Rückenwind für angeklagten Professor Song

In Südkorea wegen Spionage für Pjöngjang angeklagter Deutsch-Koreaner wird von Zeugen entlastet

BERLIN taz ■ Der Prozess gegen den Münsteraner Soziologieprofessor Song Du-yul stand gestern im Zeichen der Verteidigung. Am 5. Verhandlungstag in Seoul sagten ein Journalist, zwei Professoren und der deutsche Publizist Rainer Werning zugunsten des 59-Jährigen aus. Song war im September nach 36 Jahren in deutschem Exil erstmals nach Südkorea zurückgekehrt. Ihm wirft die Staatsanwaltschaft vor, ein hoher nordkoreanischer Kader zu sein und mit seiner Nordkoreaforschung gegen das rigide Nationale Sicherheitsgesetz des Südens verstoßen zu haben.

Wie Werning der taz berichtete, entlastete Professor Oh Gil-nam gestern Song. Die Staatsanwaltschaft hatte zuvor behauptet, Song hätte Oh überredet gehabt, nach Nordkorea überzusiedeln. Oh habe dies gestern aber dementiert. Werning selbst hatte 1988 mit Song und anderen das Buch „Südkorea: Kein Land für friedliche Spiele“ veröffentlicht. Laut Staatsanwaltschaft habe Song darin gegen die damaligen Olympischen Spiele in Seoul opponiert und damit dem Ansehen Südkoreas geschadet. Laut Werning sei aber deutlich geworden, dass die Staatsanwaltschaft das Buch nicht gelesen oder nicht verstanden habe.
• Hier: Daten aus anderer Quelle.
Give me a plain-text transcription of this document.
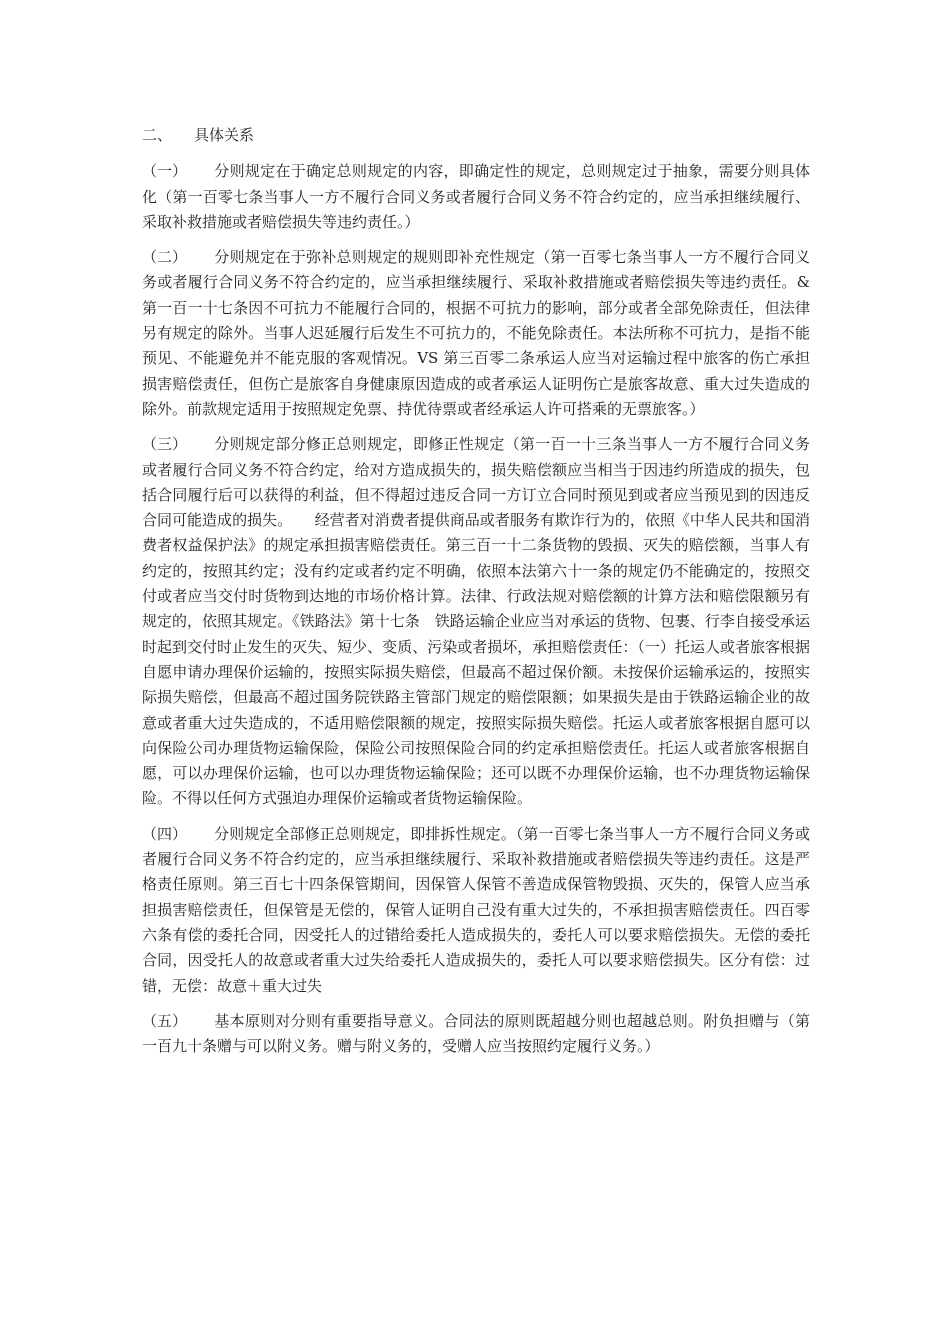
二、 具体关系

（一） 分则规定在于确定总则规定的内容，即确定性的规定，总则规定过于抽象，需要分则具体化（第一百零七条当事人一方不履行合同义务或者履行合同义务不符合约定的，应当承担继续履行、采取补救措施或者赔偿损失等违约责任。）

（二） 分则规定在于弥补总则规定的规则即补充性规定（第一百零七条当事人一方不履行合同义务或者履行合同义务不符合约定的，应当承担继续履行、采取补救措施或者赔偿损失等违约责任。&第一百一十七条因不可抗力不能履行合同的，根据不可抗力的影响，部分或者全部免除责任，但法律另有规定的除外。当事人迟延履行后发生不可抗力的，不能免除责任。本法所称不可抗力，是指不能预见、不能避免并不能克服的客观情况。VS 第三百零二条承运人应当对运输过程中旅客的伤亡承担损害赔偿责任，但伤亡是旅客自身健康原因造成的或者承运人证明伤亡是旅客故意、重大过失造成的除外。前款规定适用于按照规定免票、持优待票或者经承运人许可搭乘的无票旅客。）

（三） 分则规定部分修正总则规定，即修正性规定（第一百一十三条当事人一方不履行合同义务或者履行合同义务不符合约定，给对方造成损失的，损失赔偿额应当相当于因违约所造成的损失，包括合同履行后可以获得的利益，但不得超过违反合同一方订立合同时预见到或者应当预见到的因违反合同可能造成的损失。　　经营者对消费者提供商品或者服务有欺诈行为的，依照《中华人民共和国消费者权益保护法》的规定承担损害赔偿责任。第三百一十二条货物的毁损、灭失的赔偿额，当事人有约定的，按照其约定；没有约定或者约定不明确，依照本法第六十一条的规定仍不能确定的，按照交付或者应当交付时货物到达地的市场价格计算。法律、行政法规对赔偿额的计算方法和赔偿限额另有规定的，依照其规定。《铁路法》第十七条　铁路运输企业应当对承运的货物、包裹、行李自接受承运时起到交付时止发生的灭失、短少、变质、污染或者损坏，承担赔偿责任：（一）托运人或者旅客根据自愿申请办理保价运输的，按照实际损失赔偿，但最高不超过保价额。未按保价运输承运的，按照实际损失赔偿，但最高不超过国务院铁路主管部门规定的赔偿限额；如果损失是由于铁路运输企业的故意或者重大过失造成的，不适用赔偿限额的规定，按照实际损失赔偿。托运人或者旅客根据自愿可以向保险公司办理货物运输保险，保险公司按照保险合同的约定承担赔偿责任。托运人或者旅客根据自愿，可以办理保价运输，也可以办理货物运输保险；还可以既不办理保价运输，也不办理货物运输保险。不得以任何方式强迫办理保价运输或者货物运输保险。

（四） 分则规定全部修正总则规定，即排拆性规定。（第一百零七条当事人一方不履行合同义务或者履行合同义务不符合约定的，应当承担继续履行、采取补救措施或者赔偿损失等违约责任。这是严格责任原则。第三百七十四条保管期间，因保管人保管不善造成保管物毁损、灭失的，保管人应当承担损害赔偿责任，但保管是无偿的，保管人证明自己没有重大过失的，不承担损害赔偿责任。四百零六条有偿的委托合同，因受托人的过错给委托人造成损失的，委托人可以要求赔偿损失。无偿的委托合同，因受托人的故意或者重大过失给委托人造成损失的，委托人可以要求赔偿损失。区分有偿：过错，无偿：故意＋重大过失

（五） 基本原则对分则有重要指导意义。合同法的原则既超越分则也超越总则。附负担赠与（第一百九十条赠与可以附义务。赠与附义务的，受赠人应当按照约定履行义务。）
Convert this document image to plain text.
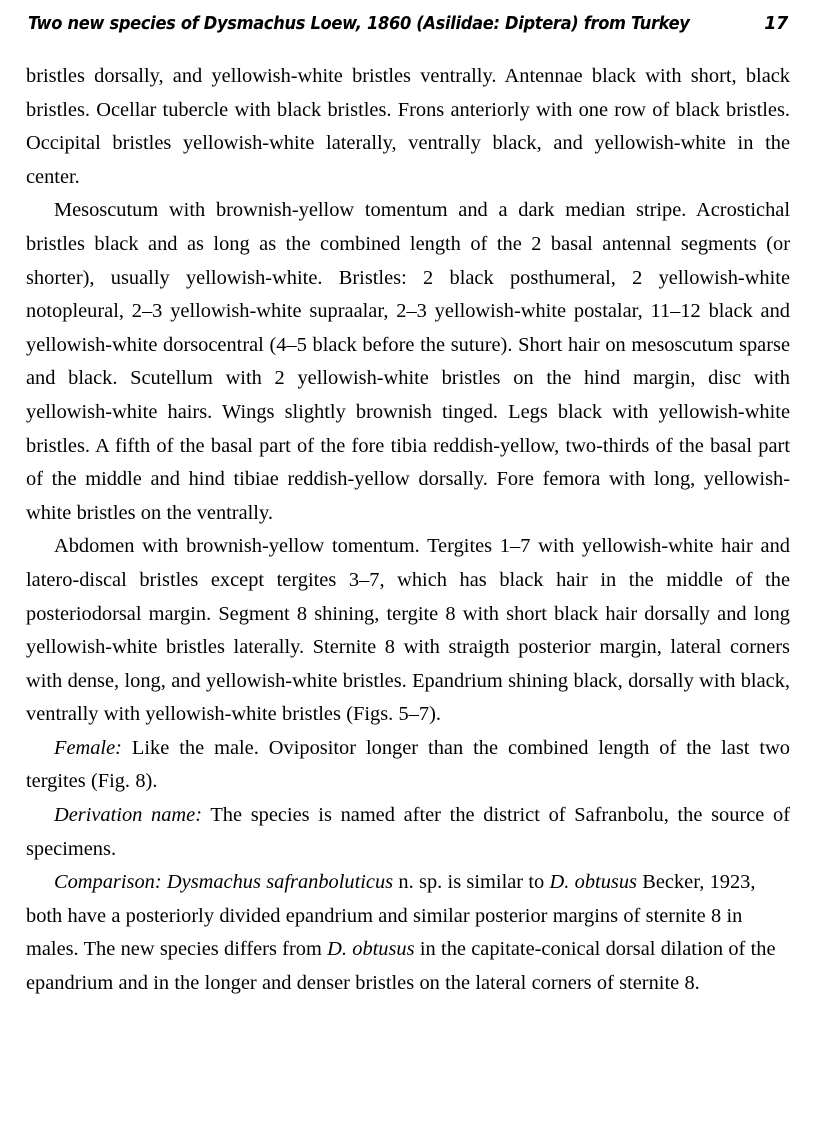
Two new species of Dysmachus Loew, 1860 (Asilidae: Diptera) from Turkey	17

bristles dorsally, and yellowish-white bristles ventrally. Antennae black with short, black bristles. Ocellar tubercle with black bristles. Frons anteriorly with one row of black bristles. Occipital bristles yellowish-white laterally, ventrally black, and yellowish-white in the center.

Mesoscutum with brownish-yellow tomentum and a dark median stripe. Acrostichal bristles black and as long as the combined length of the 2 basal antennal segments (or shorter), usually yellowish-white. Bristles: 2 black posthumeral, 2 yellowish-white notopleural, 2–3 yellowish-white supraalar, 2–3 yellowish-white postalar, 11–12 black and yellowish-white dorsocentral (4–5 black before the suture). Short hair on mesoscutum sparse and black. Scutellum with 2 yellowish-white bristles on the hind margin, disc with yellowish-white hairs. Wings slightly brownish tinged. Legs black with yellowish-white bristles. A fifth of the basal part of the fore tibia reddish-yellow, two-thirds of the basal part of the middle and hind tibiae reddish-yellow dorsally. Fore femora with long, yellowish-white bristles on the ventrally.

Abdomen with brownish-yellow tomentum. Tergites 1–7 with yellowish-white hair and latero-discal bristles except tergites 3–7, which has black hair in the middle of the posteriodorsal margin. Segment 8 shining, tergite 8 with short black hair dorsally and long yellowish-white bristles laterally. Sternite 8 with straigth posterior margin, lateral corners with dense, long, and yellowish-white bristles. Epandrium shining black, dorsally with black, ventrally with yellowish-white bristles (Figs. 5–7).

Female: Like the male. Ovipositor longer than the combined length of the last two tergites (Fig. 8).

Derivation name: The species is named after the district of Safranbolu, the source of specimens.

Comparison: Dysmachus safranboluticus n. sp. is similar to D. obtusus Becker, 1923, both have a posteriorly divided epandrium and similar posterior margins of sternite 8 in males. The new species differs from D. obtusus in the capitate-conical dorsal dilation of the epandrium and in the longer and denser bristles on the lateral corners of sternite 8.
„Die Argumentation der Staatsanwaltschaft brach zusammen“, sagte Werning. „Sie wird sich noch wünschen, das Verfahren möge schnell beendet sein.“ Optimistisch stimme ihn, dass auch die Medien, die Song mit ihrer Berichterstattung vorab verurteilt hätten, immer kleinlauter würden.

Der deutsche Prozessbeobachter der evangelischen Kirche, Jörg Baruth, berichtete der taz, dass sich bereits bei der vorherigen Verhandlung ein von der Staatsanwaltschaft präsentierter Belastungszeuge lächerlich gemacht habe. Er war geladen worden, um über Songs wissenschaftliche Methoden auszusagen, musste aber zugeben, dessen Werke kaum gelesen und das meiste aus der Vorverurteilung der Presse erfahren zu haben. Diese war von der in ihrem Antikommunismus kaum zu übertreffenden Staatsanwaltschaft gefüttert worden. „Die Staatsanwaltschaft hat ein Gerüst zusammengebastelt, das langsam zerbricht“, so Baruth. Zwar mache der Richter einen rechtsstaatlichen Eindruck, doch dass der Prozess überhaupt stattfinde, erinnere an die Zeit der Hexenverbrennung. Werning rechnet mit einem Urteil Mitte Februar.

Song hatte eine Mitgliedschaft in Nordkoreas Einheitspartei zugegeben und dies als Preis für die ihm ermöglichte Forschung bezeichnet. Er brachte Wissenschaftler aus Nord- und Süd zusammen und betrieb eine Entspannungspolitik, für die der spätere Präsident Kim Dae Jung den Friedensnobelpreis erhielt.